When the Ryder Cup was abandoned in the wake of 9/11, there was no more than a rustle of disquiet from those who believed that it was a surrender to the terrorists rather than a gracious invitation. Most believed that sport as a metaphor for the forces of anti-terrorism was clumsily inappropriate. Yes, life had to go on, but there was no obligation not to pause.

Such a view was alien to the sporting conscience when the Israeli athletes were put to death at Munich airport and the head of the Olympic movement, the American plutocrat Avery Brundage, ordered that the show must go on - as it had four years earlier when, despite the main square of Mexico City running with the blood of protesting students, the Olympics sailed on.

One of the athletes ordered to compete in Munich, against her deepest instincts, was Debbie Brill, a young Canadian high jumper who would later hold the world record.

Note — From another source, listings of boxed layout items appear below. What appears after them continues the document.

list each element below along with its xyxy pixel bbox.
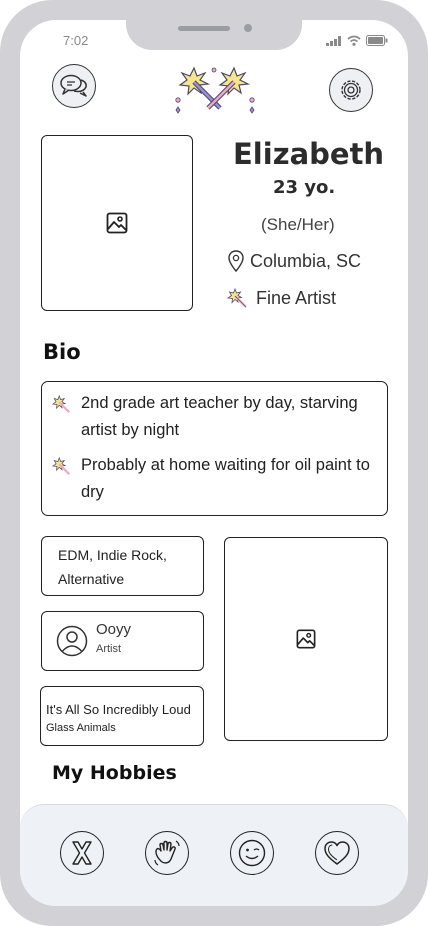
image-icon (106, 212, 128, 234)
profile-photo[interactable] (41, 135, 193, 311)
gallery-photo[interactable] (224, 537, 388, 741)
screen: 7:02 Elizabeth 23 yo. (She/Her) Columbia… (20, 20, 408, 906)
profile-occupation: Fine Artist (256, 288, 337, 308)
artist-name: Ooyy (96, 621, 132, 638)
wave-hand-icon (154, 840, 180, 866)
sparkler-icon (227, 288, 247, 308)
bio-text: Probably at home waiting for oil paint t… (81, 456, 370, 501)
map-pin-icon (228, 250, 244, 272)
messages-button[interactable] (52, 64, 96, 108)
action-bar (20, 804, 408, 906)
profile-name: Elizabeth (233, 137, 385, 171)
image-icon (296, 629, 316, 649)
reject-button[interactable] (60, 831, 104, 875)
profile-location: Columbia, SC (250, 250, 362, 271)
phone-frame: 7:02 Elizabeth 23 yo. (She/Her) Columbia… (0, 0, 428, 926)
wave-button[interactable] (145, 831, 189, 875)
camera (244, 24, 252, 32)
gear-icon (341, 80, 361, 100)
bio-box: 2nd grade art teacher by day, starving a… (41, 381, 388, 516)
location-row: Columbia, SC (228, 250, 361, 272)
song-artist: Glass Animals (46, 722, 116, 734)
bio-item: 2nd grade art teacher by day, starving a… (52, 390, 379, 444)
sparkler-icon (52, 395, 70, 413)
artist-label: Artist (96, 643, 122, 655)
artist-card[interactable]: Ooyy Artist (41, 611, 204, 671)
user-avatar-icon (56, 625, 88, 657)
profile-pronouns: (She/Her) (261, 215, 335, 234)
hobbies-title: My Hobbies (52, 762, 177, 784)
heart-icon (324, 841, 350, 865)
song-card[interactable]: It's All So Incredibly Loud Glass Animal… (40, 686, 204, 746)
status-time: 7:02 (63, 33, 89, 48)
chat-bubbles-icon (60, 74, 87, 97)
wink-button[interactable] (230, 831, 274, 875)
bio-item: Probably at home waiting for oil paint t… (52, 452, 379, 506)
profile-age: 23 yo. (273, 177, 336, 198)
speaker (178, 26, 230, 31)
battery-icon (366, 35, 388, 46)
bio-text: 2nd grade art teacher by day, starving a… (81, 394, 358, 439)
bio-title: Bio (43, 340, 81, 364)
notch (126, 20, 302, 50)
signal-icon (326, 35, 341, 46)
wink-face-icon (238, 839, 266, 867)
sparkler-icon (52, 457, 70, 475)
occupation-row: Fine Artist (227, 288, 336, 309)
x-icon (72, 841, 92, 865)
song-title: It's All So Incredibly Loud (46, 702, 191, 717)
like-button[interactable] (315, 831, 359, 875)
wifi-icon (347, 35, 361, 46)
sparklers-icon (175, 66, 255, 114)
status-icons (326, 35, 388, 46)
music-genres-card: EDM, Indie Rock, Alternative (41, 536, 204, 596)
settings-button[interactable] (329, 68, 373, 112)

She is still haunted by what she saw as an abandonment of human values, of any sense that sport was not separate from real life.

She recalls: "Brundage told the athletes that life was all about overcoming hurdles and the fallen Israeli athletes would have wanted us to continue. We could not let them down. I said to one of my team-mates, 'God, we're talking about a bunch of dead people...don't let them down, they're fucking dead.'

"I had this overwhelming sense of futility, of being a small person overshadowed by a huge superstructure. The original idea of a bunch of athletes from around the world gathering together to celebrate their youth and their talent and their spirit seemed to have been utterly lost. I saw the Olympics as a great wheel, churning relentlessly. Horrible things could happen but the wheel would keep turning."

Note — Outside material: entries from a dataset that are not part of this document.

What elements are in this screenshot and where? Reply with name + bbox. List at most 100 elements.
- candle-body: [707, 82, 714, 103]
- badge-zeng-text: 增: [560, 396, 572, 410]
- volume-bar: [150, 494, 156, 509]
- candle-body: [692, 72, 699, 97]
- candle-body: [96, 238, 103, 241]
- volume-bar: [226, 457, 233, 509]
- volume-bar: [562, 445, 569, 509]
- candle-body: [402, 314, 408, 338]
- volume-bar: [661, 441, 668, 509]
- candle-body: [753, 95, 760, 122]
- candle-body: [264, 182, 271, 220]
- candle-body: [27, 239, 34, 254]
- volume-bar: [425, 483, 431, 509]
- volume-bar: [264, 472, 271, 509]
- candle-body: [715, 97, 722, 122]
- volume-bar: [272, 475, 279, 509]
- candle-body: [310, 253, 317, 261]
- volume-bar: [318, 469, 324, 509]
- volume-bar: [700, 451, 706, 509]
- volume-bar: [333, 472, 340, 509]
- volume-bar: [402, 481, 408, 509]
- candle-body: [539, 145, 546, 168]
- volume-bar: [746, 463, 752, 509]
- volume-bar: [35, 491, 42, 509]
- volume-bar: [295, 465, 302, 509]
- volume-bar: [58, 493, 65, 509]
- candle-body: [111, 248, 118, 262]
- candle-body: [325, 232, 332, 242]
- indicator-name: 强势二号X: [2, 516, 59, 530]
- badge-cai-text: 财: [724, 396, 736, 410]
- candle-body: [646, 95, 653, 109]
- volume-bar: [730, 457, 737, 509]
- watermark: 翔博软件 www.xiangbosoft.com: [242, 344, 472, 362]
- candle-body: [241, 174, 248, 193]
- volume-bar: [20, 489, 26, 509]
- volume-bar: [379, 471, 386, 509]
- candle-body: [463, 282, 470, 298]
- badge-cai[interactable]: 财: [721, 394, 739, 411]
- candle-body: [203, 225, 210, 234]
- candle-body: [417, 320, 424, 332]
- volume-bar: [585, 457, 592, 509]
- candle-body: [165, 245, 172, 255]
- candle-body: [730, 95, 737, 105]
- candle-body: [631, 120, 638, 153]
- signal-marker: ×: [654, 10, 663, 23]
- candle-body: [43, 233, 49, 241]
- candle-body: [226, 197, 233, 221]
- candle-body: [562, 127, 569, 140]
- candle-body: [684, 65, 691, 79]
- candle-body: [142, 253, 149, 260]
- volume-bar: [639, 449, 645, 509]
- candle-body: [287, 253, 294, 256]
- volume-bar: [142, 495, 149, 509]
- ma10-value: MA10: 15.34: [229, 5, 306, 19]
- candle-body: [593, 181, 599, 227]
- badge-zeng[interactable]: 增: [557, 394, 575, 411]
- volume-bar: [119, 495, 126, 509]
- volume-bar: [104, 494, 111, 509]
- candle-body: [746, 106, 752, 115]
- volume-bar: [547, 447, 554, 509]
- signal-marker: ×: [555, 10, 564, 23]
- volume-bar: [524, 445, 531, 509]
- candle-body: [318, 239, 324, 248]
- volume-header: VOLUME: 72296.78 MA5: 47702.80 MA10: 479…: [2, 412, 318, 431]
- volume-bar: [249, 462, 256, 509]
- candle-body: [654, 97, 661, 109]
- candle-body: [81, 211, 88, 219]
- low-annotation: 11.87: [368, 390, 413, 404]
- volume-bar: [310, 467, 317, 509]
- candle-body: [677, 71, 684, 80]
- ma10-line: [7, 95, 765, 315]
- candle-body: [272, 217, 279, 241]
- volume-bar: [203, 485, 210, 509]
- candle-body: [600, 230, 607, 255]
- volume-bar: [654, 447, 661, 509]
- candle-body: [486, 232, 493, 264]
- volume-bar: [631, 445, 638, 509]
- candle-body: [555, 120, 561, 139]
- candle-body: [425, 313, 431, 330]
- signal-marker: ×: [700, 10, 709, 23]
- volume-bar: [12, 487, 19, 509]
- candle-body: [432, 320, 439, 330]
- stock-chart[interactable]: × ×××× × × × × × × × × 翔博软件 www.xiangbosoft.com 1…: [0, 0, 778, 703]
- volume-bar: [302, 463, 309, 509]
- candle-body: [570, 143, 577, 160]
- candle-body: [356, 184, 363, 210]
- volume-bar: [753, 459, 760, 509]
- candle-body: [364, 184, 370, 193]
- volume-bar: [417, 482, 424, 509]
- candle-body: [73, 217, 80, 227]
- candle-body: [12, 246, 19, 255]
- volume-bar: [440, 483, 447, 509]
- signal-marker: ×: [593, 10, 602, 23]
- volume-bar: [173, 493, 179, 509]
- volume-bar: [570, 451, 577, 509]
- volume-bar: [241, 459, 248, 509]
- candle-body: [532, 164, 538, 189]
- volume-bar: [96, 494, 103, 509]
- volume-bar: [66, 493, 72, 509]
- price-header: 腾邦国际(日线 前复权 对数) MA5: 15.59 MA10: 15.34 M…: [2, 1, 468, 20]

When they held the closing ceremony, and sent balloons flying up into the sky, Brill sat on the roof of one of the buildings in the village, numb and disbelieving in the company of some equally disaffected fellow athletes.

Then she went to Munich railway station, bought a ticket for the Italian coast and several litres of wine and lay on a beach for some days. Eventually, she returned to competitive athletics and enjoyed great success. "But I never again," she reports, "mistook winning a medal for something more important than living a real life with real values."

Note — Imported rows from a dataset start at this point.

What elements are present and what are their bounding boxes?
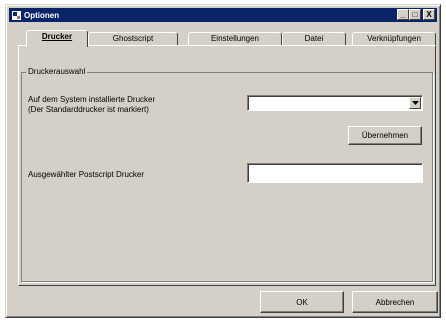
tab-ghostscript[interactable]: Ghostscript xyxy=(88,32,178,46)
cancel-button[interactable]: Abbrechen xyxy=(352,291,438,313)
installed-printers-select[interactable] xyxy=(247,95,423,111)
tab-datei[interactable]: Datei xyxy=(282,32,346,46)
apply-button[interactable]: Übernehmen xyxy=(348,126,422,145)
installed-printers-label-line2: (Der Standarddrucker ist markiert) xyxy=(28,105,149,114)
app-icon xyxy=(11,10,21,20)
tab-drucker[interactable]: Drucker xyxy=(26,30,88,47)
installed-printers-label-line1: Auf dem System installierte Drucker xyxy=(28,95,156,104)
window-title: Optionen xyxy=(24,10,60,20)
minimize-icon: _ xyxy=(400,9,406,19)
dropdown-button[interactable] xyxy=(409,97,421,109)
postscript-printer-field[interactable] xyxy=(247,163,423,183)
minimize-button[interactable]: _ xyxy=(397,9,409,20)
group-title: Druckerauswahl xyxy=(26,67,88,76)
tab-einstellungen[interactable]: Einstellungen xyxy=(188,32,282,46)
options-dialog: Optionen _ □ X Drucker Ghostscript Einst… xyxy=(5,4,441,318)
tab-drucker-label: Drucker xyxy=(41,32,73,41)
chevron-down-icon xyxy=(411,101,419,105)
tab-verknuepfungen-label: Verknüpfungen xyxy=(367,34,421,43)
ok-button-label: OK xyxy=(296,297,308,307)
ok-button[interactable]: OK xyxy=(260,291,344,313)
postscript-printer-label: Ausgewählter Postscript Drucker xyxy=(28,170,145,179)
close-button[interactable]: X xyxy=(423,9,435,20)
maximize-button[interactable]: □ xyxy=(409,9,421,20)
tab-verknuepfungen[interactable]: Verknüpfungen xyxy=(352,32,436,46)
cancel-button-label: Abbrechen xyxy=(375,297,415,307)
title-bar[interactable]: Optionen _ □ X xyxy=(9,8,437,22)
apply-button-label: Übernehmen xyxy=(361,131,409,140)
maximize-icon: □ xyxy=(412,9,418,19)
tab-datei-label: Datei xyxy=(304,34,324,43)
window-controls: _ □ X xyxy=(397,9,435,20)
drucker-panel: Druckerauswahl Auf dem System installier… xyxy=(18,45,436,286)
close-icon: X xyxy=(426,9,432,19)
installed-printers-label: Auf dem System installierte Drucker (Der… xyxy=(28,95,155,115)
tab-einstellungen-label: Einstellungen xyxy=(210,34,260,43)
tab-ghostscript-label: Ghostscript xyxy=(112,34,154,43)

Such a journey would hardly be necessary today. Certainly in London yesterday there was no disposition to be confused about the relative importance of Olympic involvement and well-ordered lives. Nomination as Olympic hosts was an honour and a challenge, and, who knows, maybe a massive complication in the life of the city, but London learned quickly and savagely that it was by no means a panacea.

When the first horror has receded, it might also prove necessary for the capital to recall the self-mocking advice a passionate Scottish football fan, dismayed by the disappointment provoked by his team, once gave to himself. "When you try to get to heaven in a handcart," he mused, "you always have to remember there is a chance that the wheels will fall off."

For London, no doubt that sense of direction and exhilaration, which was lost so shockingly yesterday in the morning rush, will be recovered soon enough. Making a great Olympics, in the end, will be a lot more than a distraction. It will be a test of resilience and nerve. What happened to London yesterday was an onslaught of the kind of reality that we think we are managing well enough until it strikes home with all its force. Sport is cast to the outer limits of experience. Suddenly, it is a fantasy and a luxury not the central force it was proclaimed as by both the points-scoring government and the brilliant creator of the Olympic success, Lord Coe.

Somewhere in between is its proper role, its endless justification. It is something to lift the spirit and inspire the warmest memories of youth. It is something to be celebrated and enjoyed in its time and its role. On other occasions, like yesterday, it has to know its place. It has to take a step back.